危険性はなんだ? 裏組織か? 憲兵団か? 風紀部か? 疑心暗鬼になり過ぎるのはよくない。
裏組織は確実に敵だ。……この際もう敵でいいだろう。
憲兵団はカナミが言うにはリングを含む一部の保安部だ。司令部や司法部に裏組織につながってる奴はいないのか?
風紀部は保安部の下に位置するようなものだから保安部に敵がいるのなら風紀部を抑えることは可能だ。風紀部もグルだった場合、オレ達はもうどこまで情報を手に入れたかバレてる。バレてない情報はネグルさんの居場所くらいだ。
クソッ、何を信じていいのかわからない。
「絶対に信じられるものだけを信じればいいんだよ」
そう言ってオレに優しく微笑むのはカナミだった。こいつはどこまでもオレの心を読み取るんだな。
「本当に信じられるもの……」
それはオレ自身とカナミ、ネグルさん――シグルはこれ以上巻き込む訳にはいかない。
「3人しかいない」
これではあまりにも無力だ。
「3人で出来ることを考えればいいんだよ」
3人で出来ること。3……。三――そこで思い出したのは第三型式の魔法術式だった。相手からの魔法を別の形で自分の魔法に使う魔法。

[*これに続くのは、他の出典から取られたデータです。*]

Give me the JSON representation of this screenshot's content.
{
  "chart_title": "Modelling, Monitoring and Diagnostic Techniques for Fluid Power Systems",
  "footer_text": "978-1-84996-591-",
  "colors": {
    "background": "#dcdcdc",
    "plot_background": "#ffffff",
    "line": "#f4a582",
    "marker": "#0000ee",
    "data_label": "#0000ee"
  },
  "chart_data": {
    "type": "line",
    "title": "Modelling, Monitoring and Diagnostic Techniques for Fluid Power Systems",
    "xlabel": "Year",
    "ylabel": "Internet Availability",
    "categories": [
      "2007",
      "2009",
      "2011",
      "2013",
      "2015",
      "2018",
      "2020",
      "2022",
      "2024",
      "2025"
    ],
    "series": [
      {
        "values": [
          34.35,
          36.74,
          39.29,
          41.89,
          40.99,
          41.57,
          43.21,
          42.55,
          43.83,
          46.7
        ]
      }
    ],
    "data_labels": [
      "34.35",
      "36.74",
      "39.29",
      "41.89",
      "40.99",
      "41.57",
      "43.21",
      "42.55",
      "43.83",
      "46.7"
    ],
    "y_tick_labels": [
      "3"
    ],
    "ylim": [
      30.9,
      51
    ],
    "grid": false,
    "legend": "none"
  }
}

途端、一気にパズルがつながっていく感じがした。たくさんピースがあると組み立ては難しいがピースが少なければ組み立てやすい。だからこそ一気につながった。
「もっと簡単に考えれば良かったな」
オレは微笑む。きっとろくな笑みじゃないだろう。これから言う案はそんなものだ。
「これはきっと妙案が浮かんだんだね」
カナミは期待する。
「是非ともお聞かせください」
ネグルさんも期待している。だがそんなにいい案だとは思わないで欲しい。
「まず――」
説明に説明を重ねる。3人が別行動になるからだ。確認は最初で最後、今ここで済ませておきたい。
「――とまぁこんな感じだ」
「恐ろしいですね」
ネグルさんは驚いている。何せネグルさんが1番危険で重要だからだ。失敗したらもうどうしようもない。
「わたしはいいよ」
カナミは別にいいらしい。
「ネグルさん、引き受けてくれますか?」
オレはネグルさんに確認する。
「シロン様がこれでいいとおっしゃるのならそれで構いません。私は助けられている立場ですので」
「わかりました、ボクの作戦でいきましょう」
2日後、ネグルさんは司令部に保護された。